The antagonist of the story comes in play for the life of the protagonist that’s so unrealistic, defying the laws of logic, and was floating with his Empress at that time she enters the story. Her name is Dianna Moon Glampers, the handicapper General. “It was then that Dianna Moon Glampers, the Handicapper General, came into the studio with a double-barreled ten-gauge shotgun. She fired twice, and the Emperor and the Empress were dead before they hit the floor.” Hazel Bergeron mentions her in the beginning of the story but she becomes more aggressive in the end. The teenager that was compared by the narrator to Thor was dead along with his empress.

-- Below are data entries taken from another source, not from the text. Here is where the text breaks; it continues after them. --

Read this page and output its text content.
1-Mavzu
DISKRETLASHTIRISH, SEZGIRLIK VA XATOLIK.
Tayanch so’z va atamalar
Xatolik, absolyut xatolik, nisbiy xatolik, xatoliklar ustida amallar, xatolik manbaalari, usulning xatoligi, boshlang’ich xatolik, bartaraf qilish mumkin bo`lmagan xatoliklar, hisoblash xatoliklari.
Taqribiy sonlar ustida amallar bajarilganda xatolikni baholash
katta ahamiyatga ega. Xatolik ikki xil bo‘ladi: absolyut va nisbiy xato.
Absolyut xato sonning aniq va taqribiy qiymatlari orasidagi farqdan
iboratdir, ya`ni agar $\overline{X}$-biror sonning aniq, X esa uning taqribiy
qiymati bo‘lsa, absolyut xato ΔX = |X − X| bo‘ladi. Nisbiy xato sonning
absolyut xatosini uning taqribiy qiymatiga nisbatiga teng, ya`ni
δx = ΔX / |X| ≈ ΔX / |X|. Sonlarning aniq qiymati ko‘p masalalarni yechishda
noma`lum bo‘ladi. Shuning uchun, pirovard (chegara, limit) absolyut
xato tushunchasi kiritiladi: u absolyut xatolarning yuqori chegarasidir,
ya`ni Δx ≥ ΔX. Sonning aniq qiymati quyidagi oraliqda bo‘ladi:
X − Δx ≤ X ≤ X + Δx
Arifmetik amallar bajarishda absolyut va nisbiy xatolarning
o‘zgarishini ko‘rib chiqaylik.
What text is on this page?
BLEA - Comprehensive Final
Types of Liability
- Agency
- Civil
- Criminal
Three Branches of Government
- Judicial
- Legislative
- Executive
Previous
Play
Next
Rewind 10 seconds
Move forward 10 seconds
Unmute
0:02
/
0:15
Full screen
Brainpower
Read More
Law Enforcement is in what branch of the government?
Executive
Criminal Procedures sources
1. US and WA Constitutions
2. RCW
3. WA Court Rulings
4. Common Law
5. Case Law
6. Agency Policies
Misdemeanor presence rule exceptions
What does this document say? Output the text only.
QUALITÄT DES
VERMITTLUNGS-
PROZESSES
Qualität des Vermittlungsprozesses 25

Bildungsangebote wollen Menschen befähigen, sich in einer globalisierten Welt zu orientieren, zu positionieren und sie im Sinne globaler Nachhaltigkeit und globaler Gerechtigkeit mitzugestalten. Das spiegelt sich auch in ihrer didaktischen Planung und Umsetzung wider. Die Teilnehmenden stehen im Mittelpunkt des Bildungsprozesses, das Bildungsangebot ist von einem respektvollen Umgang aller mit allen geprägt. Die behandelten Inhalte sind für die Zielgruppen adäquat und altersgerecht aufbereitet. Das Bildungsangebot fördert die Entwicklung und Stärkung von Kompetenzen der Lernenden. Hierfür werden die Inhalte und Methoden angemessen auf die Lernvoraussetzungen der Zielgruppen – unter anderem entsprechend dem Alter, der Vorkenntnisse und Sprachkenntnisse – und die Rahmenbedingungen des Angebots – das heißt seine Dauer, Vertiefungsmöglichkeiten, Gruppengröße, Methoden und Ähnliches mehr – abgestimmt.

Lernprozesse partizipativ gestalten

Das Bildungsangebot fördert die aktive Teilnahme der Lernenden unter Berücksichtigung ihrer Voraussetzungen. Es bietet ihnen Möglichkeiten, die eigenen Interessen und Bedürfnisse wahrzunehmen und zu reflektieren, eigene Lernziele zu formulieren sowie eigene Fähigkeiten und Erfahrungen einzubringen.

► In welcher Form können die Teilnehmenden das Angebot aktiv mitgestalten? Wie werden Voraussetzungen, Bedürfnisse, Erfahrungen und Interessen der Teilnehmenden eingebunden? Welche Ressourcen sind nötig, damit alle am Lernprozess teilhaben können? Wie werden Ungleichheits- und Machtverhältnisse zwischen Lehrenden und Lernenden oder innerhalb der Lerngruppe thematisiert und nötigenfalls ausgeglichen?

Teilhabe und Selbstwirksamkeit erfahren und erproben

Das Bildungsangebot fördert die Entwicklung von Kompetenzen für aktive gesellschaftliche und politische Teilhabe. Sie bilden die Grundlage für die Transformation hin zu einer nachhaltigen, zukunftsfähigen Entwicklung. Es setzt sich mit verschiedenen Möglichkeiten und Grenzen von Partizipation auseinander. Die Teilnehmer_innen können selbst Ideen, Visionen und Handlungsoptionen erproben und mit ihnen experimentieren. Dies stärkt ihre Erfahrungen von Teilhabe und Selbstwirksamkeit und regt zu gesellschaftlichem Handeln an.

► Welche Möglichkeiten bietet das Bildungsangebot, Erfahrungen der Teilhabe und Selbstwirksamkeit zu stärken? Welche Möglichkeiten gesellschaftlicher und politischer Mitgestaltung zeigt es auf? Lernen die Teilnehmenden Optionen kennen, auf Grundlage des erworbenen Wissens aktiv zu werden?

Another great point Hattenhauer points is how critics missed the irony of the narrator. “They do not recognize the narration as unreliable.” (page 5 line 6) It became clear to me and why it helps the idea of irony in the story until the end. As she describes in the article “Part of the reason they miss the narration’s unreliability is that the plot hides the undeniability of the irony until the end,” Which it makes complete sense and why this scholar article supports me with my thesis.
Hattenhauer close the article by “So this story satirizes not just mistaken notions of equality. It also satirizes the American definition of freedom as the greatest good to the smallest number. The American myth is that only in a class society can everyone have an equal chance for achieving the greatest economic inequality.” As I come to agree as well, the satire story has a fantastic mode to create unusual ideals, scenarios and how bad it would be if that type of equality would really happened in the country.
The Unrealistic Fantasy Mode by Kurt Vonnegut in “Harrison Bergeron” is very unrealistic and very satirical. The family suffers even though according to the government they are “equal to their eyes.” However, is clear is not the case. The government is in charge and in this short story the antagonist kills the protagonist, a protagonist that is incredible strong that dies from a shot as soon as he reveals to the government. the scholar article “The Politics of Kurt Vonnegut’s “Harrison Bergeron” by Darryl Hattenhauer” has clear points why is satire and how unreliable the story is. Darryl also mentions the time was written and why it was written as a satire at that time. The story defines logic and laws of gravity to it shows clear evidence is a unrealistic short story.